Scalable GPU Instances for Deep Learning Models on AWS EC2

Question

Pulumi · Accepted Answer

To create scalable GPU instances for deep learning models on AWS EC2, you'll need to choose an appropriate instance type that offers GPU support and use an AMI that's optimized for machine learning. AWS provides several EC2 instance types that are equipped with GPUs, such as the `p3` and `g4` instance types.

Here’s a high-level overview of what you typically do:

1. **Select a GPU Instance Type**: For deep learning, you can use the `p3` or `g4` instance types which are optimized for compute-intensive workloads and come with NVIDIA GPUs.
   
2. **Choose a Machine Learning AMI**: Amazon provides AMIs that are pre-installed with popular deep learning frameworks such as TensorFlow, PyTorch, and MXNet.

3. **Create a Launch Configuration or Launch Template**: This defines the instance type, AMI, and other configurations like Security Groups.
   
4. **Configure Auto Scaling**: This allows your EC2 instances to scale based on demand, and you can define the minimum, maximum, and desired capacity.

5. **Create an Auto Scaling Group**: This uses the Launch Configuration to create instances and manage scaling policies.

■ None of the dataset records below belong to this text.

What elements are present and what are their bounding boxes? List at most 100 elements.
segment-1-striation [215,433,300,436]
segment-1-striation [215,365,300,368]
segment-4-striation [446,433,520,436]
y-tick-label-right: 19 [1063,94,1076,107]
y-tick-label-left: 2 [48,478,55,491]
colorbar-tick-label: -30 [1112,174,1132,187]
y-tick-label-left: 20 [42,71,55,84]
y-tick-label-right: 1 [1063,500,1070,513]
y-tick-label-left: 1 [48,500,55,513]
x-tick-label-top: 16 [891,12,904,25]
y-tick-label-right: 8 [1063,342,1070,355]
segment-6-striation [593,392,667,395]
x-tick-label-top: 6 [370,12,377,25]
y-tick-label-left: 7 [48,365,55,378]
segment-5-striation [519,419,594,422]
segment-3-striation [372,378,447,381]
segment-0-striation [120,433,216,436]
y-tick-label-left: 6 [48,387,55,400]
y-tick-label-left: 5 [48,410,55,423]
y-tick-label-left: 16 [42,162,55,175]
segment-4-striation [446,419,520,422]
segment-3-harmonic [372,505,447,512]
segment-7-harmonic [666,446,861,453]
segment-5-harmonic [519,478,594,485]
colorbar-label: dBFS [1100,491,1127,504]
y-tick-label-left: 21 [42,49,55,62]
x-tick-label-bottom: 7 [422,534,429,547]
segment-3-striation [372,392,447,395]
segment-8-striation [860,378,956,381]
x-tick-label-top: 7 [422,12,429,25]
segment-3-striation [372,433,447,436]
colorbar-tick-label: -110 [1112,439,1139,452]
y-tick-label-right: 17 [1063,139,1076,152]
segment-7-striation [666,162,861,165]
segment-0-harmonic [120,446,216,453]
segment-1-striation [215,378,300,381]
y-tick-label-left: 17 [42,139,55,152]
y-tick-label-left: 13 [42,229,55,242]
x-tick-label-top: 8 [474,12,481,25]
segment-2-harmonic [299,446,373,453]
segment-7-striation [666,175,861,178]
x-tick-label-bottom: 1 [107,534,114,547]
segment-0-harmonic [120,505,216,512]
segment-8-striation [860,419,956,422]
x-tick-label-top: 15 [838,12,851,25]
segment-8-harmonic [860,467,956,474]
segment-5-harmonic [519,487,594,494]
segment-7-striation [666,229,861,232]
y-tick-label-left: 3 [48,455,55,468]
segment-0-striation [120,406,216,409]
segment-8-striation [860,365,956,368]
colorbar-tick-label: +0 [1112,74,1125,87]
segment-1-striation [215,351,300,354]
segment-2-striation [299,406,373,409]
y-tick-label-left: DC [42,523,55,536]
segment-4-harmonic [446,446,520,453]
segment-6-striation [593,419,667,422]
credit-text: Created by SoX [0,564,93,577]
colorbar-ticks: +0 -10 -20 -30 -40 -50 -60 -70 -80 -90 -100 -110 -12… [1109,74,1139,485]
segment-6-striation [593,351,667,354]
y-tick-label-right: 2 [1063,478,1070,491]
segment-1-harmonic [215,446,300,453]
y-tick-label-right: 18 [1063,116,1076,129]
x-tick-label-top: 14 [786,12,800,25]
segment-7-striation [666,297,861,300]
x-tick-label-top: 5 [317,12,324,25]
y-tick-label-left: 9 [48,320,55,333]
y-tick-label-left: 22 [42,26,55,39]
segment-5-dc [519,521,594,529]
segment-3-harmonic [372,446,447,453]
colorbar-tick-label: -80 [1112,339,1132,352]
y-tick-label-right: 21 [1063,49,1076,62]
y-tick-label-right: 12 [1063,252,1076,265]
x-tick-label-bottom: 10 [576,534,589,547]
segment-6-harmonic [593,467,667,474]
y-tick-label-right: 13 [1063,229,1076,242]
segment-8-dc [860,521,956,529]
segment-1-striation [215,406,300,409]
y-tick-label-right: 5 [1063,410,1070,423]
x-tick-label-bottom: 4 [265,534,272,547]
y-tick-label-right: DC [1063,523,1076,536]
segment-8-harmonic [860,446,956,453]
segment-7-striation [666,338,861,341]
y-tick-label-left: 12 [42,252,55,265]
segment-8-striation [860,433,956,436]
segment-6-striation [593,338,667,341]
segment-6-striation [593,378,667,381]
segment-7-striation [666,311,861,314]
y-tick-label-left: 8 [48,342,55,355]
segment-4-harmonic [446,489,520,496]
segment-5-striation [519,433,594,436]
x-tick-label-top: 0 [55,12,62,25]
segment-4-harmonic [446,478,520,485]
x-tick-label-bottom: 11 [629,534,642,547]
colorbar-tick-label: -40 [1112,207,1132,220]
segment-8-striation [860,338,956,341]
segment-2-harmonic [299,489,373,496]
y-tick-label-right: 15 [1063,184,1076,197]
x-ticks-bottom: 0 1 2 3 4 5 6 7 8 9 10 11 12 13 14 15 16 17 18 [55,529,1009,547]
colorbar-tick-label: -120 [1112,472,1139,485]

Now, let's write the Pulumi code that accomplishes this. The following program will create an Auto Scaling Group with GPU instances suitable for deep learning:

```python
import pulumi
import pulumi_aws as aws

# Select a GPU instance type
gpu_instance_type = "p3.2xlarge"  # This type is suitable for general-purpose GPU computing.

# Choose an AMI that is optimized for deep learning. This ID should be for an AMI that is pre-installed with deep learning frameworks.
machine_learning_ami_id = "ami-1234567890abcdefg"

# Define a Security Group that allows SSH access
secgroup = aws.ec2.SecurityGroup('secgroup',
    description='Allow SSH inbound',
    ingress=[
        {
            'protocol': 'tcp',
            'from_port': 22,
            'to_port': 22,
            'cidr_blocks': ['0.0.0.0/0'],
        }
    ],
    egress=[
        {'protocol': '-1', 'from_port': 0, 'to_port': 0, 'cidr_blocks': ['0.0.0.0/0']},
    ]
)

# Create a Launch Template
launch_template = aws.ec2.LaunchTemplate('launch-template',
    image_id=machine_learning_ami_id,
    instance_type=gpu_instance_type,
    key_name='my-key-pair',  # Make sure you've created a key pair
    security_group_ids=[secgroup.id],
    tag_specifications=[{
        'resourceType': 'instance',
        'tags': {
            'Name': 'DeepLearningGPU',
        },
    }],
)

# Configure Auto Scaling Group using the launch template
auto_scaling_group = aws.autoscaling.Group('auto-scaling-group',
    launch_template={
        'id': launch_template.id,
        'version': "$Latest",
    },
    vpc_zone_identifiers=['subnet-12345', 'subnet-67890'],  # Replace with your subnet IDs
    desired_capacity=2,
    min_size=1,
    max_size=10,
)

pulumi.export('asg_name', auto_scaling_group.name)
```

In this program, we're doing the following:

- Defining a GPU instance type (`p3.2xlarge`) which is suitable for deep learning tasks.
- Providing an AMI ID for a deep learning AMI to be used with the instance. Please replace `'ami-1234567890abcdefg'` with a valid deep learning AMI ID.
- Creating a Security Group `secgroup` that allows SSH access. This will enable you to connect to the instance remotely for any manual configurations or monitoring.
- Creating a Launch Template `launch_template` that specifies the instance type, AMI, and Security Group. This includes a key pair name for SSH access, which you should have already set up in your AWS account.
- Using the `auto_scaling_group` resource to create an Auto Scaling Group which references the launch template. The group is configured to start with a desired capacity of 2 instances and can scale out to 10 instances or scale in to 1 instance as needed. Replace the `vpc_zone_identifiers` with the actual subnet IDs of your VPC where the instances should be launched.

This program exports the name of the Auto Scaling Group, so you can identify it in the AWS console or when using the AWS CLI.

Please keep in mind that this program assumes you've already configured your AWS credentials with Pulumi. You can execute it using Pulumi CLI commands `pulumi up` to create and `pulumi destroy` to clean up the resources. Make sure to review and update the parameters such as `key_name`, `machine_learning_ami_id`, and `vpc_zone_identifiers` to match your actual AWS environment.